As for the lover or life partner, she may find herself without any protection at all. Unless the decedent provided for her by will or trust or other testamentary gift (joint tenancy deed, beneficiary of life insurance or retirement benefits, for example), she has no legal claim in the estate.
She often will assert palimony claims made famous by the California
Supreme Court’s decision in Marvin v. Marvin, 18 Cal.3d 660 (1976). Palimony is an equitable claim that seeks to establish an oral or implied contract to provide for the disadvantaged partner or to share in earnings or assets accumulated during the relationship. The courts will only find for the plaintiff when there is a long and stable relationship, though there is no defining what that will mean in any given case.
But it is clear that courts only find merit in palimony cases when the relationship appears to be consistent with what society would ordinarily think of as a marriage.
The problems of spouses and paramours can be resolved by an effective use of the forced election — that is, by providing for the spouse or lover in the estate plan and using a no-contest clause to deter by threat of inheritance the assertion of any claims against the estate.

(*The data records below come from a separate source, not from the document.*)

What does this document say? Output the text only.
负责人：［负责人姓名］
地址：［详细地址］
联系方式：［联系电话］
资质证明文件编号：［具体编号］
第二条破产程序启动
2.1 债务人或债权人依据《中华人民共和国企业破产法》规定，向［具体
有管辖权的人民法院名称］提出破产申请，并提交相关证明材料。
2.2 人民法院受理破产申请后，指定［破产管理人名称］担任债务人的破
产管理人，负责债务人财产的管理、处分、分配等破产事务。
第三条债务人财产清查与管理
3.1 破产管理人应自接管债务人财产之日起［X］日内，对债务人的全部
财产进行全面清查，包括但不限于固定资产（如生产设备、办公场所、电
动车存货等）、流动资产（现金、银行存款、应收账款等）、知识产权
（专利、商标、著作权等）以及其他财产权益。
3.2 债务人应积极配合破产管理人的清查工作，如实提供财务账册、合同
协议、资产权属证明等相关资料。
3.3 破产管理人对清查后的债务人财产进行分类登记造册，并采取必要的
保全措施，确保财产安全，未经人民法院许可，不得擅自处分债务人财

8. The promise to make a will
Akin to the claim of palimony or of marital rights in property is a claim that the decedent promised to leave assets or some part of the estate to a particular person. Although the Probate Code provides that promises to make a will must be in writing, the exceptions swallow the rule.
Indeed, the court in equity will enforce a promise to make a will if the claimant can prove by clear and convincing evidence that such a promise was made and that she relied to her detriment on that promise. Juran v. Epstein, 23 Cal.App.4th 882 (1994).
The typical situation involves a lover who claims that she relied to her detriment on such a promise by giving up career opportunities or a friend or family member who provided services or took care of the decedent in reliance on such a promise. These claims are more difficult to prove because of the higher quantum of proof required, i.e., the clear and convincing evidence standard. However, the no-contest clause is again a lever against such claims.
9. Avoiding conservatorships
None of us enjoys talking with a client about issues concerning medical care or affairs should she become incapacitated. The problems in failing to do so, however, can be nightmarish. Unless the client has executed an advanced health care directive and either a power-of-attorney over asset management or a trust which holds all her assets, a family member or friend will have to petition the court to establish a conservatorship over her (for purposes of physical care) and our client’s estate (to manage her affairs).
Conservatorships are cumbersome, expensive and frequently invite open warfare among the vultures who seek to establish rights in our client’s estate. The standard for establishing a conservatorship is based on whether the client is capable of managing her affairs or resisting undue influence by others. There can be protracted, expensive litigation over whether the person needs a conservatorship. We can avoid this mess by executing the instruments mentioned above and appointing a person based on conditions we define to make medical decisions for the client and to handle her financial affairs. She can also specify what medical decisions she wants to be taken under certain circumstances.
Hopefully, this article helps those of us who advise celebrities and other entertainment executives, artists and performers to appreciate some of the important issues that can affect all of us without proper planning.